Contracts depend on what you can negotiate. It can range from marketing/advertising rights, to preferred provider, to fee for service/time (i.e. training room), to full on retainer/employee.
Vast majority of arrangements are marketing/advertising and preferred provider. Depends on where you practice, of course; but the way it looks is doctors/hospitals buy advertising from the team, the team fills doctors waiting room with patients/procedures, the doctors use the hospital for testing/procedures/therapy. So yes and no, in a sense the services you provide to the team may be considered gratis, but some times not really. It all depends on what you negotiate and what the market is like in the area you practice.
That model works best for doctors who are either employed by a hospital system, who are in a partnership where you have a share in surgical, PT, and imaging profits, or if you can bill for and capture high dollar procedures on the back end (i.e. if you are a surgeon).
The financial model for PCSM will continue to evolve to meet the needs of the docs who don't fall in the above categories AND for the teams who can't find docs who fit in the above categories.
I'll tell you this: In my market, the doctors who are providing gratis services at the team level are orthopedic surgeons or PCSM doctors who work in an orthopedic practice. That's because they can capture revenues on the back end. Increasingly, teams are starting to understand that maybe orthopedic surgeons shouldn't be their primary team physician. Increasingly, teams want a PCSM doctor to be the first to see an athlete for all of their complaints; especially when for a non-orthopedic issue where an orthopod functioning as a PCP would make inappropriate referrals to medical subspecialists.
Unfortunately, teams are just like everyone else... You can't find a FM doc willing to work for pay (!) much less show up to the training room to work for free(!). So, right now, the demand/opportunity is with established orthopedic practices to hire and subsidize a PCSM doctor to come in and fill that role. Unfortunately, for most PCSM doctors who work in orthopedic practices, their medical skills atrophy if they only see MSK cases. And orthopedic practices have a problem if their PCSM doctor is doing primary care out of the orthopedic office.

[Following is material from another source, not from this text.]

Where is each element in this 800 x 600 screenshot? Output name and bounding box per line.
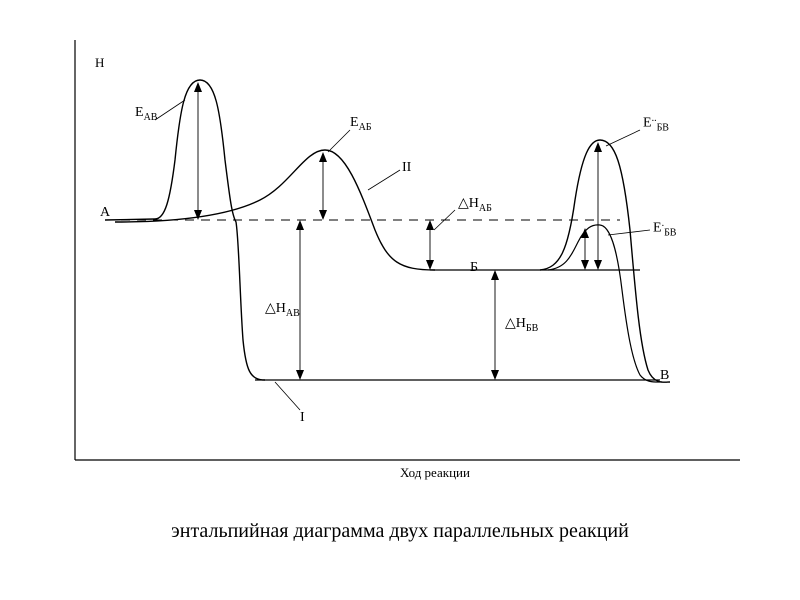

You don't see this on the professional side, since they have so much money to spend that they have no problem accessing the health care system. You will see this increasingly so with collegiate teams who are not affiliated with a medical school and you will see this increasingly to be the case with high schools. It's already seen on the semi-pro/amateur side where there is high demand for PCSM services but no money.
There is a lot of uncertainty for traditional orthopedic-sports med model because the revenue on the back end is under pressure to get cut (outpatient surgery center, imaging, therapy). It's not going to crash or disappear but there will be some downward pressure, so groups and teams on the margin will have to evolve and adapt. Doing a physical here and there for some peanuts is hardly a money maker for a PCSM who is not cross-subsidized by an ortho group.
What you see today isn't what will be around in the future.